WorkSTEPS eventually discovered ErgoScience's use of the redlined materials, reigniting the infringement dispute. To their credit, the parties attempted to resolve their issues without court involvement, but were ultimately unsuccessful. See, e.g., July 31, 2013 Letter; Mot. Order Show Cause [# 39–17] (sealed), Feeler Decl., Ex. 11, Original Suit (Sept. 27, 2013 Letter). Consequently, on August 5, 2014, WorkSTEPS filed a motion for order to show cause in the Original Suit. See Mot. Order Show Cause [# 39] (sealed), Original Suit. In its motion, WorkSTEPS argues ErgoScience has committed willful infringement, should be held in contempt of the Consent Judgment, and is liable to WorkSTEPS for damages and attorney's fees.

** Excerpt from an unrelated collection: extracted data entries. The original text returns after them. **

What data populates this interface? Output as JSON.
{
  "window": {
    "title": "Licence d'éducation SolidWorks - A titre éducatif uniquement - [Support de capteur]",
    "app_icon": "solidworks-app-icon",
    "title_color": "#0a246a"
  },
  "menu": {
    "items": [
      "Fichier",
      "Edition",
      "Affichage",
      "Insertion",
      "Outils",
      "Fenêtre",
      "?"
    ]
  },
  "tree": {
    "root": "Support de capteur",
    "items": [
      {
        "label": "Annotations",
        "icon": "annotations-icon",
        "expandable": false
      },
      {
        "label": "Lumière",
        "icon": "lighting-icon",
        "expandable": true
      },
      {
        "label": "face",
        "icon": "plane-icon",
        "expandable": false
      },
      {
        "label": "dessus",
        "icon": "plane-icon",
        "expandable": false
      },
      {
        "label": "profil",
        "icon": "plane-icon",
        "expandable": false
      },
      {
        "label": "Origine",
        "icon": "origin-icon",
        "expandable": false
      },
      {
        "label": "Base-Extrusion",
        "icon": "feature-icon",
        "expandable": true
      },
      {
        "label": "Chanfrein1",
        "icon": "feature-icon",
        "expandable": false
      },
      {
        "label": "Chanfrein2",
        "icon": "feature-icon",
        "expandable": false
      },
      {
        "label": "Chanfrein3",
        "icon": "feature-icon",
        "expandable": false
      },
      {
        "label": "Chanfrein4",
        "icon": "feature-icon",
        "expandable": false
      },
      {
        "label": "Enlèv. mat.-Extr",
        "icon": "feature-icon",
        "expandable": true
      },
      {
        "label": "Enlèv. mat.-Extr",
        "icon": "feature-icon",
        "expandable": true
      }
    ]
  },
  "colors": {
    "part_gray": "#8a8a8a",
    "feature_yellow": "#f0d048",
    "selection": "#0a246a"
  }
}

The Court held a show cause hearing in the Original Suit on September 5, 2014. During the hearing, the Court heard testimony concerning the alleged infringement from Larry Feeler, CEO of WorkSTEPS and author of the materials at issue, and ordered the parties to submit supplemental briefing on the question whether the issue of infringement, in the context of a contempt proceeding, should be tried to a jury or the bench. In that briefing, WorkSTEPS indicated because “the law is unsettled as to what relief a complainant in a contempt proceeding may recover[,] it would file a new lawsuit and seek to consolidate the two cases to preserve its rights. Pl.'s Brief Responsive to Court's Sept. 5, 2014 Order [# 58] at 4, Original Suit. WorkSTEPS has not sought consolidation of the Original Suit and the present action.

B. The Present Action

On October 24, 2014, WorkSTEPS filed its complaint in the present action. The complaint alleges the facts as recounted above, tracing the history of the Original Suit and the redline mix-up that brought the parties back to court. See Compl. [# 1] ¶¶ 23–42. The complaint alleges Lechner and ErgoScience willfully distributed materials which infringe WorkSTEPS' copyright and actively induced their network of third-party providers to infringe by instructing those providers to reproduce and distribute the infringing materials. Id. ¶¶ 43–50. As previously noted, WorkSTEPS brings causes of action for: (1) willful, contributory, and induced infringement by Lechner, ErgoScience, and Does 1–300, the unidentified third-party providers to whom ErgoScience distributed its materials; (2) breach of contract against Lechner and ErgoScience for alleged violation of the Settlement Agreement; and (3) collateral estoppel, claiming the Original Suit “resolved, in favor of WorkSTEPS, the issue of that [sic] Reg. No. TXu000942472 is valid and enforceable and that Lechner and ErgoScience's works infringed WorkSTEPS' copyrights.” Id. ¶¶ 51–69.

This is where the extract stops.